Caso APLB: Acusados de matar sindicalistas em Porto Seguro vão a júri popular após 17 anos.

Publicado por: admin em 25 de fevereiro de 2026

O Tribunal de Justiça da Bahia (TJ-BA) marcou para o dia 5 de maio o julgamento de três acusados pelo assassinato dos professores e dirigentes sindicais Álvaro Henrique e Elisney Pereira. O crime, que chocou o extremo sul da Bahia, ocorreu em setembro de 2009, em Porto Seguro, e o júri será realizado no Fórum de Itabuna.

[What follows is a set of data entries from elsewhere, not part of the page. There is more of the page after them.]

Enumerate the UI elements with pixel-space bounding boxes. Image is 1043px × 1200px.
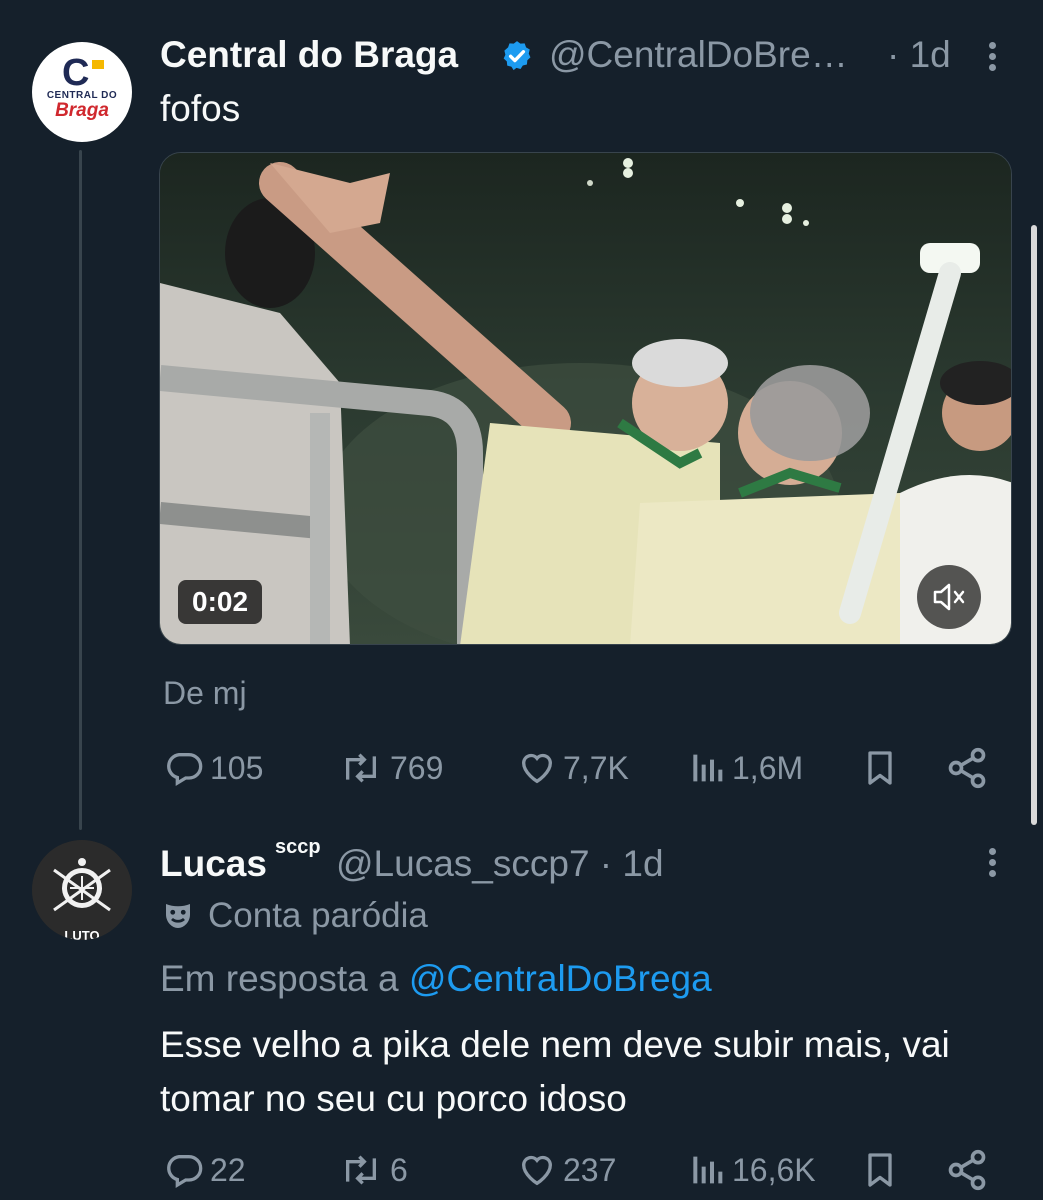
reply-count: 22 <box>210 1151 246 1188</box>
repost-button[interactable]: 769 <box>336 748 443 788</box>
avatar-label: LUTO <box>64 928 100 940</box>
like-button[interactable]: 7,7K <box>515 748 629 788</box>
reply-mention-link[interactable]: @CentralDoBrega <box>409 958 712 999</box>
more-options-icon[interactable] <box>980 846 1004 882</box>
reply-count: 105 <box>210 749 264 786</box>
view-count: 16,6K <box>732 1151 816 1188</box>
heart-icon <box>521 753 553 784</box>
repost-icon <box>346 1155 376 1185</box>
repost-count: 6 <box>390 1151 408 1188</box>
like-count: 237 <box>563 1151 617 1188</box>
tweet-text: Esse velho a pika dele nem deve subir ma… <box>160 1024 950 1119</box>
views-chart-icon <box>693 1156 723 1184</box>
like-button[interactable]: 237 <box>515 1150 616 1190</box>
parody-account-label[interactable]: Conta paródia <box>160 896 428 936</box>
reply-context: Em resposta a @CentralDoBrega <box>160 958 712 1000</box>
share-icon[interactable] <box>945 1148 989 1192</box>
tweet-text: fofos <box>160 88 241 129</box>
handle-and-time[interactable]: @Lucas_sccp7 · 1d <box>336 843 664 885</box>
display-name-superscript: sccp <box>275 836 321 858</box>
mute-button[interactable] <box>917 565 981 629</box>
more-options-icon[interactable] <box>980 40 1004 76</box>
avatar[interactable]: LUTO <box>32 840 132 940</box>
share-icon[interactable] <box>945 746 989 790</box>
views-button[interactable]: 16,6K <box>686 1150 816 1190</box>
reply-icon <box>167 753 203 786</box>
muted-speaker-icon <box>933 583 965 611</box>
thread-line <box>79 150 82 830</box>
logo-c-letter: C <box>62 52 90 94</box>
avatar-logo-line2: Braga <box>55 100 109 121</box>
media-attribution[interactable]: De mj <box>163 675 247 712</box>
like-count: 7,7K <box>563 749 629 786</box>
reply-icon <box>167 1155 203 1188</box>
video-duration-badge: 0:02 <box>178 580 263 624</box>
video-player[interactable] <box>159 152 1012 645</box>
view-count: 1,6M <box>732 749 804 786</box>
avatar[interactable]: C CENTRAL DO Braga <box>32 42 132 142</box>
reply-button[interactable]: 105 <box>162 748 263 788</box>
handle[interactable]: @CentralDoBre… <box>549 34 848 76</box>
parody-label-text: Conta paródia <box>208 896 428 935</box>
display-name[interactable]: Lucas <box>160 843 267 885</box>
views-chart-icon <box>693 754 723 782</box>
timestamp[interactable]: · 1d <box>887 34 951 76</box>
theater-mask-icon <box>166 904 190 928</box>
display-name[interactable]: Central do Braga <box>160 34 458 76</box>
logo-accent <box>92 60 104 69</box>
verified-badge-icon <box>503 41 531 71</box>
club-crest-icon <box>32 840 132 940</box>
heart-icon <box>521 1155 553 1186</box>
views-button[interactable]: 1,6M <box>686 748 803 788</box>
repost-button[interactable]: 6 <box>336 1150 408 1190</box>
bookmark-icon[interactable] <box>860 1148 900 1192</box>
scrollbar[interactable] <box>1031 225 1037 825</box>
bookmark-icon[interactable] <box>860 746 900 790</box>
video-frame <box>160 153 1011 644</box>
repost-count: 769 <box>390 749 444 786</box>
reply-button[interactable]: 22 <box>162 1150 246 1190</box>
repost-icon <box>346 753 376 783</box>
reply-prefix: Em resposta a <box>160 958 409 999</box>
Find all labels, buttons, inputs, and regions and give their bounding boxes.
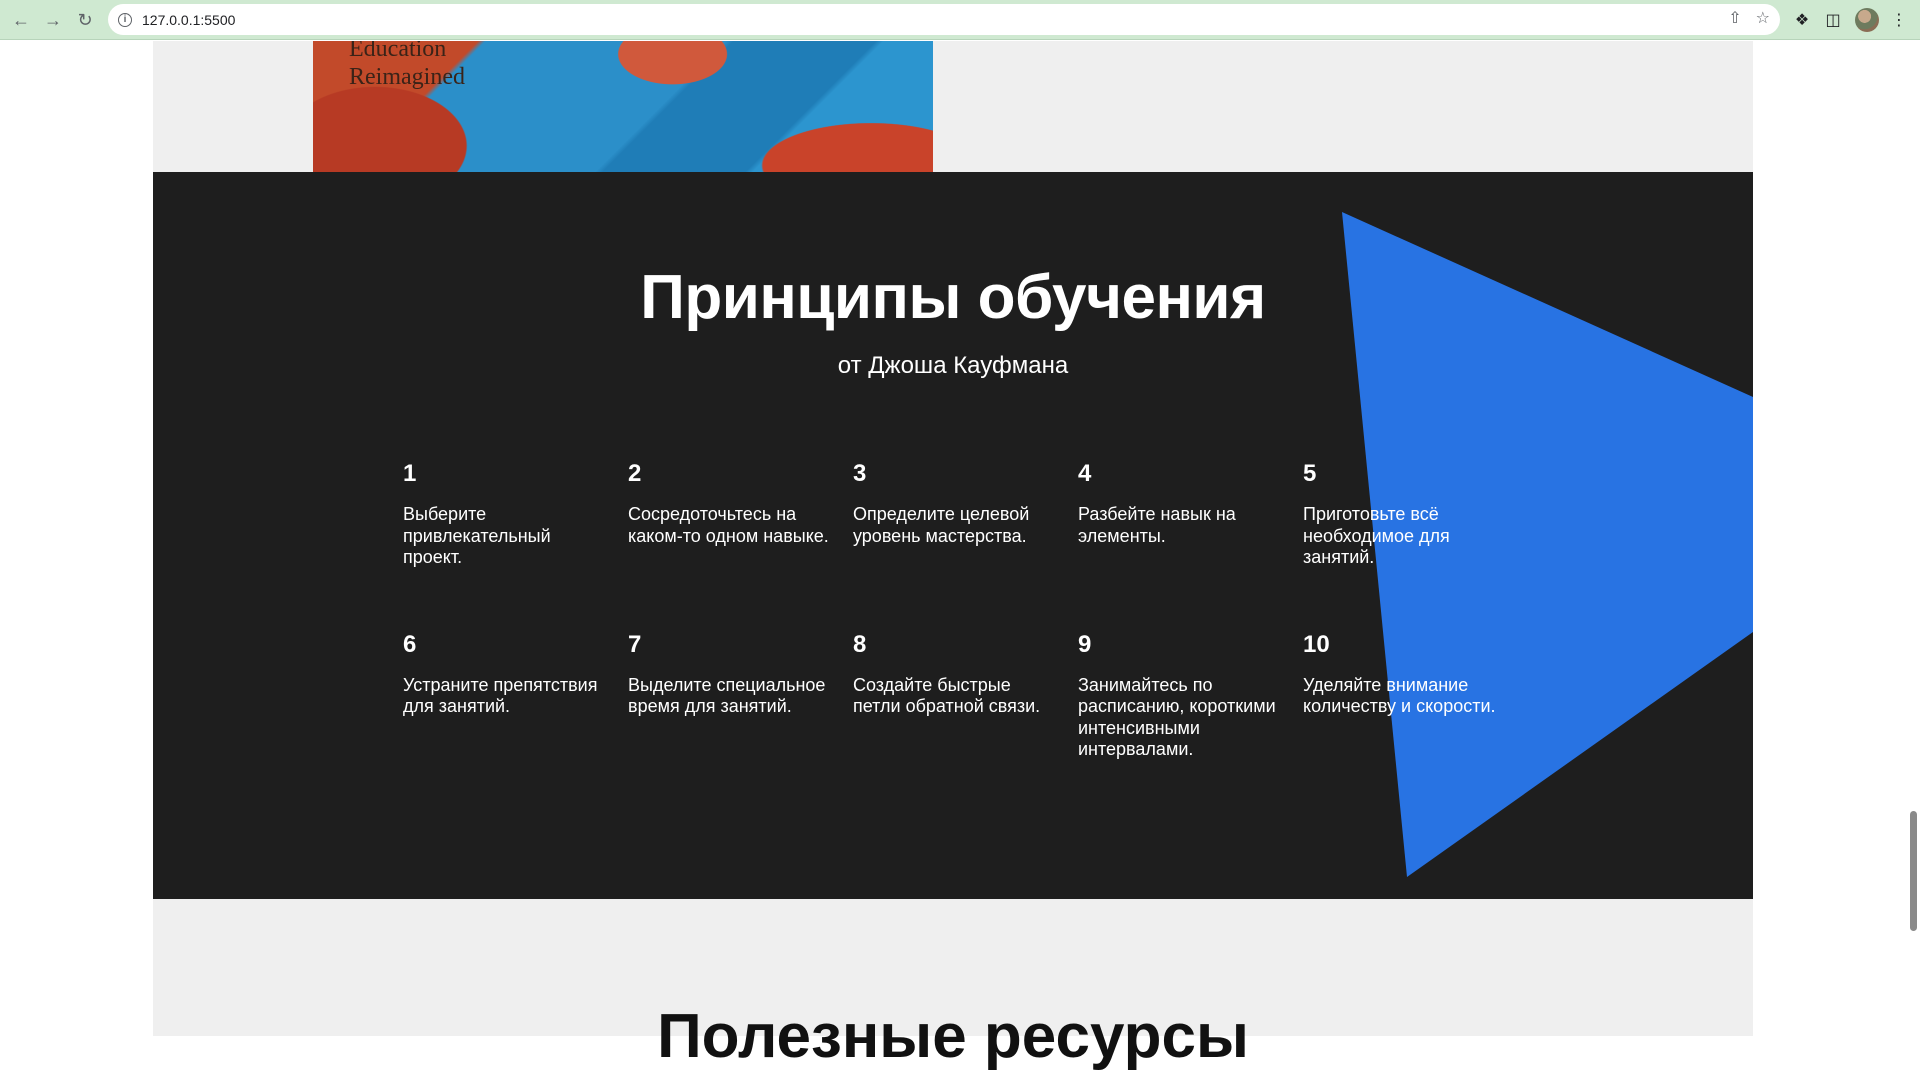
principle-number: 2 (628, 460, 642, 487)
principle-text: Занимайтесь по расписанию, короткими инт… (1078, 674, 1276, 760)
book-cover-image: Education Reimagined (313, 41, 933, 172)
principle-card: 2 Сосредоточьтесь на каком-то одном навы… (628, 460, 853, 569)
principle-text: Выделите специальное время для занятий. (628, 674, 826, 717)
share-icon[interactable]: ⇧ (1728, 9, 1741, 29)
principle-card: 4 Разбейте навык на элементы. (1078, 460, 1303, 569)
principle-card: 8 Создайте быстрые петли обратной связи. (853, 631, 1078, 761)
extensions-puzzle-icon[interactable]: ❖ (1791, 9, 1813, 31)
principle-text: Приготовьте всё необходимое для занятий. (1303, 504, 1450, 567)
browser-toolbar: ← → ↻ i 127.0.0.1:5500 ⇧ ☆ ❖ ◫ ⋮ (0, 0, 1920, 40)
principle-card: 7 Выделите специальное время для занятий… (628, 631, 853, 761)
side-panel-icon[interactable]: ◫ (1822, 9, 1844, 31)
principle-card: 1 Выберите привлекательный проект. (403, 460, 628, 569)
forward-icon[interactable]: → (41, 8, 65, 32)
principle-card: 9 Занимайтесь по расписанию, короткими и… (1078, 631, 1303, 761)
principle-text: Определите целевой уровень мастерства. (853, 504, 1030, 546)
principle-text: Устраните препятствия для занятий. (403, 674, 598, 717)
scrollbar-thumb[interactable] (1910, 811, 1917, 931)
site-info-icon[interactable]: i (118, 12, 132, 27)
book-cover-title-line1: Education (349, 41, 447, 62)
principle-number: 4 (1078, 460, 1092, 487)
principle-number: 9 (1078, 630, 1092, 658)
page-viewport: Education Reimagined Принципы обучения о… (0, 41, 1920, 1071)
profile-avatar[interactable] (1855, 8, 1879, 32)
principle-text: Сосредоточьтесь на каком-то одном навыке… (628, 504, 829, 546)
principle-number: 6 (403, 630, 417, 658)
back-icon[interactable]: ← (9, 8, 33, 32)
principle-number: 10 (1303, 630, 1330, 658)
content-container: Education Reimagined Принципы обучения о… (153, 41, 1753, 1071)
principle-text: Выберите привлекательный проект. (403, 504, 551, 567)
principle-card: 6 Устраните препятствия для занятий. (403, 631, 628, 761)
menu-kebab-icon[interactable]: ⋮ (1888, 9, 1910, 31)
principle-text: Разбейте навык на элементы. (1078, 504, 1236, 546)
book-cover-title: Education Reimagined (349, 41, 465, 91)
bookmark-star-icon[interactable]: ☆ (1756, 9, 1770, 29)
principle-number: 3 (853, 460, 867, 487)
principle-number: 8 (853, 630, 867, 658)
principle-number: 7 (628, 630, 642, 658)
principles-grid: 1 Выберите привлекательный проект. 2 Сос… (403, 460, 1503, 761)
principle-card: 10 Уделяйте внимание количеству и скорос… (1303, 631, 1528, 761)
principle-card: 5 Приготовьте всё необходимое для заняти… (1303, 460, 1528, 569)
learning-principles-section: Принципы обучения от Джоша Кауфмана 1 Вы… (153, 172, 1753, 899)
section-subtitle: от Джоша Кауфмана (837, 352, 1069, 379)
page-scrollbar[interactable] (1906, 41, 1920, 1036)
address-url[interactable]: 127.0.0.1:5500 (142, 12, 235, 28)
section-title: Принципы обучения (640, 263, 1266, 332)
principle-text: Создайте быстрые петли обратной связи. (853, 674, 1041, 717)
principle-card: 3 Определите целевой уровень мастерства. (853, 460, 1078, 569)
book-cover-title-line2: Reimagined (349, 64, 465, 90)
address-bar[interactable]: i 127.0.0.1:5500 ⇧ ☆ (108, 4, 1780, 35)
principle-text: Уделяйте внимание количеству и скорости. (1303, 674, 1496, 717)
reload-icon[interactable]: ↻ (73, 8, 97, 32)
principle-number: 1 (403, 460, 417, 487)
principle-number: 5 (1303, 460, 1317, 487)
resources-section-title: Полезные ресурсы (657, 1002, 1249, 1071)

No banco dos réus estarão:

  • Edésio Ferreira Lima Dantas: Ex-secretário de Governo e Comunicação, apontado pelo Ministério Público (MP-BA) como o mandante.
  • Sandoval Barbosa dos Santos e Joilson Rodrigues Barbosa: Policiais militares que integravam a segurança da prefeitura na época, acusados de aliciar os executores.

O Crime: Emboscada em Meio à Greve

O duplo homicídio aconteceu no dia 17 de setembro de 2009. Álvaro Henrique, então presidente da APLB, e Elisney Pereira foram vítimas de uma emboscada na zona rural de Porto Seguro.

A motivação, segundo a denúncia do MP, seria uma retaliação às constantes denúncias feitas por Álvaro contra a gestão municipal. O crime ocorreu apenas dois dias após a deflagração de uma greve da categoria. Na ocasião, Álvaro foi atraído ao local após receber a falsa informação de que sua mãe estava passando mal.

Investigação e “Queima de Arquivo”

A denúncia detalha que os policiais Sandoval e Joilson contrataram três comparsas a mando de Edésio. O Ministério Público ressaltou ainda que, após a morte dos professores, uma série de outros assassinatos ocorreu na região como forma de “queima de arquivo”, em uma tentativa de apagar provas e garantir a impunidade dos envolvidos.

A Situação dos Acusados

  • Liberdade: Atualmente, todos os acusados respondem ao processo em liberdade e alegam inocência.
  • Prisões anteriores: Edésio chegou a ficar preso por oito meses durante a instrução do processo, enquanto os dois PMs ficaram detidos por cerca de dez meses.

Ex-Prefeito foi inocentado

Apesar de Edésio ser figura central na administração da época e os PMs integrarem sua segurança, a Justiça afastou qualquer envolvimento do ex-prefeito Gilberto Abade. Decisões judiciais destacaram que não surgiram indícios, nem mesmo mínimos, que ligassem o gestor municipal ao crime, diferentemente das provas colhidas contra os outros três réus.